Kang is enchanting as the young woman whose adventures we
follow and dominates as the key character. Some of those adventures are
harrowing. Nao speaks of both her father and herself as feeling periodically
suicidal. Apparently in Japanese culture, suicide is looked at as far less
awful than in the U.S. Not that it has no consequences to those left behind,
but just less dire and forbidden.
Kita gracefully manages the writer-narrator who gets
invested in the story and distracted from her own writing. Ruth is avoiding
finishing a memoir about her mother’s decline from Alzheimer’s. So, Ruth’s
story, too, is a bit dark.
But the overall effect of the evening is not as dreary. It’s
life. It’s real. The character of Nao is interesting because she lived for a
time with her family in California until they were forced by job loss back to
Japan. So, Nao can reflect on the differences in cultures.
Nao also gets bullied terribly in school and does not feel
connected to anyone but her mother and father, barely, until she’s sent for the
summer to her great-grandmother, Jiko (Yoda-light-like Khanh Doan), a nun. There Nao learns to become her own “supah-hero”

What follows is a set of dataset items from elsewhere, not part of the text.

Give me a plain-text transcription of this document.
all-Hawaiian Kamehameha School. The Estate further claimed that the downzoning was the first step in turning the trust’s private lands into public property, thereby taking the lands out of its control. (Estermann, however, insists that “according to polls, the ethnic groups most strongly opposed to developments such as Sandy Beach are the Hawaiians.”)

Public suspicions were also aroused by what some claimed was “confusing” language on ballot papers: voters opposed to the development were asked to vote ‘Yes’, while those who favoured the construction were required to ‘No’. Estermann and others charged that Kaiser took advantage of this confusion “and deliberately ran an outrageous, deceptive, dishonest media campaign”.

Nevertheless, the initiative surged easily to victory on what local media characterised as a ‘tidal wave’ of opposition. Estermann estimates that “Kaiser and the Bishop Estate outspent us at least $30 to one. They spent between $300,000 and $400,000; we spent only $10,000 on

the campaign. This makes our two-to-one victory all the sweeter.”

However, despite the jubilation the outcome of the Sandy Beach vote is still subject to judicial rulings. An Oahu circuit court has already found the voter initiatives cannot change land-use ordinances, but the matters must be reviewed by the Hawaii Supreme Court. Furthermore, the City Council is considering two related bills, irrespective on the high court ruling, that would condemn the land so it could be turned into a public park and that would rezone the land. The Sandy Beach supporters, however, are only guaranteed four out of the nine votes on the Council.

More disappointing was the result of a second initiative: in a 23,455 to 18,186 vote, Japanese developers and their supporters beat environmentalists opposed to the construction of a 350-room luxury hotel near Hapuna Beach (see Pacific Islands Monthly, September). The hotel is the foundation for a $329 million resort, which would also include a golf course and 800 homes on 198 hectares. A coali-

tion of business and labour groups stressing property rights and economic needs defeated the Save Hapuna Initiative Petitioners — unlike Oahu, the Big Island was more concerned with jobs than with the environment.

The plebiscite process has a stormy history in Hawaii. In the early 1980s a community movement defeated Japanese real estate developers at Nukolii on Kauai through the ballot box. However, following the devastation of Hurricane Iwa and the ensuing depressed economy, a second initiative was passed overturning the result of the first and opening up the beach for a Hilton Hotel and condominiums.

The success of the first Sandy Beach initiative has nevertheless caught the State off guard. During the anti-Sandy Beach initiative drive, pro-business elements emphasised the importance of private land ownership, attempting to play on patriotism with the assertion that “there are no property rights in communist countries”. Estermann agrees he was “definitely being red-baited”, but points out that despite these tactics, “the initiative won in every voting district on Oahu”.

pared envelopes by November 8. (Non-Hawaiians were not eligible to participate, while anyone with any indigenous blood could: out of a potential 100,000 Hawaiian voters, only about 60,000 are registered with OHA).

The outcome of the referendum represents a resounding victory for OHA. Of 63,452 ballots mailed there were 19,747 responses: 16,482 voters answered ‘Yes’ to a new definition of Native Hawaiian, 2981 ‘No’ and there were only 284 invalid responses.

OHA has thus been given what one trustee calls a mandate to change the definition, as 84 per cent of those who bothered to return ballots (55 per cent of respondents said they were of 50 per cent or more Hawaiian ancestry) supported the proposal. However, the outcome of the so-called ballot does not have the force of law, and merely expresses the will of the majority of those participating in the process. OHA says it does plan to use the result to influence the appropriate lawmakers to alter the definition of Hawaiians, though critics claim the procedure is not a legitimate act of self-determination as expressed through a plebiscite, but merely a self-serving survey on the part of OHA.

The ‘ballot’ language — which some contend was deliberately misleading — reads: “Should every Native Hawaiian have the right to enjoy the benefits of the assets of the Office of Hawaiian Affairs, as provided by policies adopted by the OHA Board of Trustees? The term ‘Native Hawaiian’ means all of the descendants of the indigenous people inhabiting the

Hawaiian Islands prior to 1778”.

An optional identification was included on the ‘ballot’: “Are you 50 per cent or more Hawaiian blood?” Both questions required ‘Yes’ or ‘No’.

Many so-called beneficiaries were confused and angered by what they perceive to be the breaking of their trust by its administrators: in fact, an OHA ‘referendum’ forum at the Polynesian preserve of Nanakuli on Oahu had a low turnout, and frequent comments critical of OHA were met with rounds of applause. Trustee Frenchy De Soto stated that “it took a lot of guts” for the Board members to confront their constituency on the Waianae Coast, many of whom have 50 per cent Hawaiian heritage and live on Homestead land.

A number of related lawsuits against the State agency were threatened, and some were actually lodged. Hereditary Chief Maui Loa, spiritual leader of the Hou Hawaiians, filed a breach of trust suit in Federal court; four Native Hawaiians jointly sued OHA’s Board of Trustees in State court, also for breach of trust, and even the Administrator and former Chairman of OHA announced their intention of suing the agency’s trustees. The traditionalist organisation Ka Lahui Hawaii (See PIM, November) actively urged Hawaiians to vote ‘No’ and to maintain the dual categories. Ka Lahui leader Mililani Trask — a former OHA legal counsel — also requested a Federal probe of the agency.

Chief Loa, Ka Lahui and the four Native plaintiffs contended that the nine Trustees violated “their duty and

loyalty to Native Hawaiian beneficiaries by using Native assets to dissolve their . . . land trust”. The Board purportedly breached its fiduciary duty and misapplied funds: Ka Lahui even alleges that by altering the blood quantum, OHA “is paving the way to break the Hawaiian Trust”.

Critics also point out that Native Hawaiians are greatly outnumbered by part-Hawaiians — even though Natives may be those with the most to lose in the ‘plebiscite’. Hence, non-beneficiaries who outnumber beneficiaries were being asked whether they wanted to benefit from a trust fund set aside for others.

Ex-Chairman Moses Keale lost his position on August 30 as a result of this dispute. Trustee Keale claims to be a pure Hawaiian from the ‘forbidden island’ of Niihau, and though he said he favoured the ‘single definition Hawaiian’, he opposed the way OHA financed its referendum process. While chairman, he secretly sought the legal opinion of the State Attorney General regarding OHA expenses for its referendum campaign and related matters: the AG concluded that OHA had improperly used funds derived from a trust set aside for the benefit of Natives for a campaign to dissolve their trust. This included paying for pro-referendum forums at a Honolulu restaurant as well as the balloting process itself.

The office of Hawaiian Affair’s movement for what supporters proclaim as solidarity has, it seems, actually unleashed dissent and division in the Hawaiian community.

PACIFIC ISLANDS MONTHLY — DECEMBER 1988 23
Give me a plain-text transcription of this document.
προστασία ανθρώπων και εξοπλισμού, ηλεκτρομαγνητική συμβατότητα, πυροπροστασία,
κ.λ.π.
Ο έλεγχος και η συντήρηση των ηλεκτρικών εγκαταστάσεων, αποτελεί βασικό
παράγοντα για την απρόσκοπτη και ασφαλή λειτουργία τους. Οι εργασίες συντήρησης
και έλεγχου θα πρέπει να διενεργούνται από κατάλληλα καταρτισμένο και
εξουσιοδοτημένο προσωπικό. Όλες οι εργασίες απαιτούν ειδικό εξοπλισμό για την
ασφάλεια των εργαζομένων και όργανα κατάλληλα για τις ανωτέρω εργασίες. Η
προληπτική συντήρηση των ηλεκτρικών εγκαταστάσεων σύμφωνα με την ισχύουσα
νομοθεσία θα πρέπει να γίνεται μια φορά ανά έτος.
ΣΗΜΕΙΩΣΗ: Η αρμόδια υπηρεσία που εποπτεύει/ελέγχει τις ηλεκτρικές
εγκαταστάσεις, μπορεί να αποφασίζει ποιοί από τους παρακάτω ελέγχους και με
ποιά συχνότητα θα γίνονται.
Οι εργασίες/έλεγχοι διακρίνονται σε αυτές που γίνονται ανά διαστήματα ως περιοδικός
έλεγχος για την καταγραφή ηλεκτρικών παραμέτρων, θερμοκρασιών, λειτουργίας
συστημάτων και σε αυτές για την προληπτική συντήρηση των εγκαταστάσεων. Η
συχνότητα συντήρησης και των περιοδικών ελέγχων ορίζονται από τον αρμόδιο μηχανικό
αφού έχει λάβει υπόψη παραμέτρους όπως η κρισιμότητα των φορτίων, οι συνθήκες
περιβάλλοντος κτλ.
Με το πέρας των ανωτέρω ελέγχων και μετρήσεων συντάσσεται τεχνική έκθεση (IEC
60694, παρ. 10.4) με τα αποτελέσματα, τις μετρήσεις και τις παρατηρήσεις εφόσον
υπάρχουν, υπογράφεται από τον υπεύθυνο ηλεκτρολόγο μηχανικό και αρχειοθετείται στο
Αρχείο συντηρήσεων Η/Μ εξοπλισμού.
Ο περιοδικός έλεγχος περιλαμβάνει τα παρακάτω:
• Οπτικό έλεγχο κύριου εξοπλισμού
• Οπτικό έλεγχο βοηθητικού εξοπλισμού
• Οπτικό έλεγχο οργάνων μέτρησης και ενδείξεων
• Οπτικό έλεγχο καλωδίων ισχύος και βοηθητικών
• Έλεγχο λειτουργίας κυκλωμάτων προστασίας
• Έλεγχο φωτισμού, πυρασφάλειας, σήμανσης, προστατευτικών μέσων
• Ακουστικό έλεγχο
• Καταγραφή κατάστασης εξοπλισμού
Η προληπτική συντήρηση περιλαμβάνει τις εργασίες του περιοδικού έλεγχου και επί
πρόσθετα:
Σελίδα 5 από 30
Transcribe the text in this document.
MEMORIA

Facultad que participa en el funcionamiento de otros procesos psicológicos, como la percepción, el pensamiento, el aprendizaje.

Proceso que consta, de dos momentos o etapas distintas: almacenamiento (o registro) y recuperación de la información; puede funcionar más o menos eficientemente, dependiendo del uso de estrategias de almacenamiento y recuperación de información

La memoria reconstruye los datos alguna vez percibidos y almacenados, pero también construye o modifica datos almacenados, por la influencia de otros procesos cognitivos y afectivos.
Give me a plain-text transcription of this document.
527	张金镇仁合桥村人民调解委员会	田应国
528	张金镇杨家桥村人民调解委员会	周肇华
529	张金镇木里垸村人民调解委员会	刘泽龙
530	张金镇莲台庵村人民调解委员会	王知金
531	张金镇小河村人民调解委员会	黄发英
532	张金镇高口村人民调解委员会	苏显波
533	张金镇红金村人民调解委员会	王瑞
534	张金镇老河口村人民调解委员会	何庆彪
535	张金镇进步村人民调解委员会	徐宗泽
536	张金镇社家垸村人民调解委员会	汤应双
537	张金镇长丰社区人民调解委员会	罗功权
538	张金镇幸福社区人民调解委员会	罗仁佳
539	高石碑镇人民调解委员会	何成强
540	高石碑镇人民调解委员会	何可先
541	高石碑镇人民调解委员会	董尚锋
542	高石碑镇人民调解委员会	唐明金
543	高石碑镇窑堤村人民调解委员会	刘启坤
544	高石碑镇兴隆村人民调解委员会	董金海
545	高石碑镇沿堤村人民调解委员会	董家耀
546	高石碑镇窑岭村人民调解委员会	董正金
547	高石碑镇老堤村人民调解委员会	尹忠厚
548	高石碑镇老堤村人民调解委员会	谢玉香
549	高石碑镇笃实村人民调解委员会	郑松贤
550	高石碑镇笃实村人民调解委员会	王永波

in enchanting fashion, and has the means to survive the terrors that life has
to offer, sometimes.
The rest of the cast also does a great job becoming multiple
characters, including the taunting school children. Scott Koh walks a delicate line as the suicidal father and does not
drag the audience down. Annie Yim
changes from harried mother to French maid-harlot recruiter Babette and seems
like two different people. Rachel Rene
has a fun role as the supportive nun. Kevin
Lin has a challenging role as an uncle who was forced to become a Japanese kamikaze
pilot during World War II even though he could not kill others.
This is a wonderful, woman-centered story with cultural
depth and insights. Think of it like looking at a tapestry, with much to see
and experience, as the characters say, “for the time being.”